Architektura, wyjątkowa atmosfera, krajobraz, styl życia, zapach ulicy, a może po prostu to „coś” sprawiło, że w tym miasteczku zakochałam się natychmiast. Kassiopi, bo o nim mowa, to punkt obowiązkowy dla wszystkich, którzy zamierzają spędzić trochę czasu na greckiej Korfu.
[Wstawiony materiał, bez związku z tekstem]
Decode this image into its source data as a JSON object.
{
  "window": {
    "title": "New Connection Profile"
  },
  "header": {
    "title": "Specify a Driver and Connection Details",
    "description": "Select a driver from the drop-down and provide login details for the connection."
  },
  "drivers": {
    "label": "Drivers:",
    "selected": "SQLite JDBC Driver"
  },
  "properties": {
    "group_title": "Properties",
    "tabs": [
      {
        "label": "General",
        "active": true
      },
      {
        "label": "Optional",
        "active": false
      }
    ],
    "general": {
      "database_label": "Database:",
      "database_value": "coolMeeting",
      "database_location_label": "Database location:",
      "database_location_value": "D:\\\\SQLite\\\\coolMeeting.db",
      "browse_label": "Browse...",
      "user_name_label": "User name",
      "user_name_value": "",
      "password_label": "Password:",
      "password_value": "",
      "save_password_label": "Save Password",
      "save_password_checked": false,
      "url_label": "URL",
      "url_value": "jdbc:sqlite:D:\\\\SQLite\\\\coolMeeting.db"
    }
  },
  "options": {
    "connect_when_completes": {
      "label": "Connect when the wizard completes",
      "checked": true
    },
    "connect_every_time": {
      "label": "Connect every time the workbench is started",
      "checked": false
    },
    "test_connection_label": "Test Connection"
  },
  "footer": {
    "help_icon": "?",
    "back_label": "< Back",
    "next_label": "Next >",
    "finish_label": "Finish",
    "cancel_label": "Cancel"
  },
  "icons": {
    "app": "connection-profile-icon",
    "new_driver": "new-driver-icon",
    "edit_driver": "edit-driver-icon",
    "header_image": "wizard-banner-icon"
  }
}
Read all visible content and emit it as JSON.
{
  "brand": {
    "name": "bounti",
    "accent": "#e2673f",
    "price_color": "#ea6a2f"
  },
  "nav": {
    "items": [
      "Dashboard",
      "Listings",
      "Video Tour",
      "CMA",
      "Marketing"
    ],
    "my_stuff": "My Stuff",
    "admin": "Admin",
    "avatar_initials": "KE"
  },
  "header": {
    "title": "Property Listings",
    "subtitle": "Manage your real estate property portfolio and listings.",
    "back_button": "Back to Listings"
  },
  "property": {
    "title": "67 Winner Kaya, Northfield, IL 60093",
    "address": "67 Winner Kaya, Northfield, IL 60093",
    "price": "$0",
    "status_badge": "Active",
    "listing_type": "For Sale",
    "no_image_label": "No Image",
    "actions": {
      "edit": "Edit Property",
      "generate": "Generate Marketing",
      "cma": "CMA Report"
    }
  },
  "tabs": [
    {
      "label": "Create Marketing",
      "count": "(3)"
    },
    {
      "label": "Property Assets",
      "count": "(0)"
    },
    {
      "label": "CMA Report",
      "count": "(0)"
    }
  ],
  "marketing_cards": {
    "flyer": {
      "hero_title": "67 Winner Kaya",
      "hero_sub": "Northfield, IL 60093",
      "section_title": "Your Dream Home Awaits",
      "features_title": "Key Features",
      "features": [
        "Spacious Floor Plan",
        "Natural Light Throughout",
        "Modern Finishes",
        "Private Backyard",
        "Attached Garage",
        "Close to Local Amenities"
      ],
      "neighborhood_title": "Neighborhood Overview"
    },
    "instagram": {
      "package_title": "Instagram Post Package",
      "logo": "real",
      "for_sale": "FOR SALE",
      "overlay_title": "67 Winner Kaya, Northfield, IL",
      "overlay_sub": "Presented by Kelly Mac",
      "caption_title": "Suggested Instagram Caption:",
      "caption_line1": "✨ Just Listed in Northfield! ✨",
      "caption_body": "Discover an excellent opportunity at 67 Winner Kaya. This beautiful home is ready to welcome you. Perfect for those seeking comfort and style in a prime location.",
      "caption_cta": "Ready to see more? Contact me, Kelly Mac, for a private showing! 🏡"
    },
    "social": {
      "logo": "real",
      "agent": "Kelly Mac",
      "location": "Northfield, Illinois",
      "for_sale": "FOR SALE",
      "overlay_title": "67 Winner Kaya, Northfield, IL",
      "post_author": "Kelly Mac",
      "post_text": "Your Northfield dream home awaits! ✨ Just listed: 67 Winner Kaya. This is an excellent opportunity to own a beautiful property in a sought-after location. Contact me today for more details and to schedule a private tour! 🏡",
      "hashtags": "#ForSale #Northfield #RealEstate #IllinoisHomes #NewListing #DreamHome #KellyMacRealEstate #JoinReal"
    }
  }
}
Miasteczko Kassiopi to popularny malowniczy kurort, zlokalizowany na północno-wschodnim wybrzeżu Korfu. W oddali widać stąd popularną górę Pantokrator oraz liczne wzgórza, porośnięte gajami oliwnymi, winnicami oraz plantacjami cytrusów. Uważni obserwatorzy na horyzoncie dostrzegą również wybrzeże Albanii. Podczas gdy w szczycie sezonu można tu oszaleć z nadmiaru turystów, wczesną jesienią to miejsce wprost oczarowuje swoim klimatem. Kassiopi jest pełne klasy, zupełnie jak gdyby każdego dnia na nowo stawiało czoła wojującej z nim komercji. W przeciwieństwie do okropnego Kavos, architektura miasta jest niezwykle spójna, schludna i przemyślana.
Najbardziej charakterystycznym lokalnym zabytkiem Kassiopi są, zlokalizowane na wzgórzu, ruiny weneckiego zamku, na które można się wspiąć i z których podziwiać można ładną panoramę na centrum miasta i okolicę.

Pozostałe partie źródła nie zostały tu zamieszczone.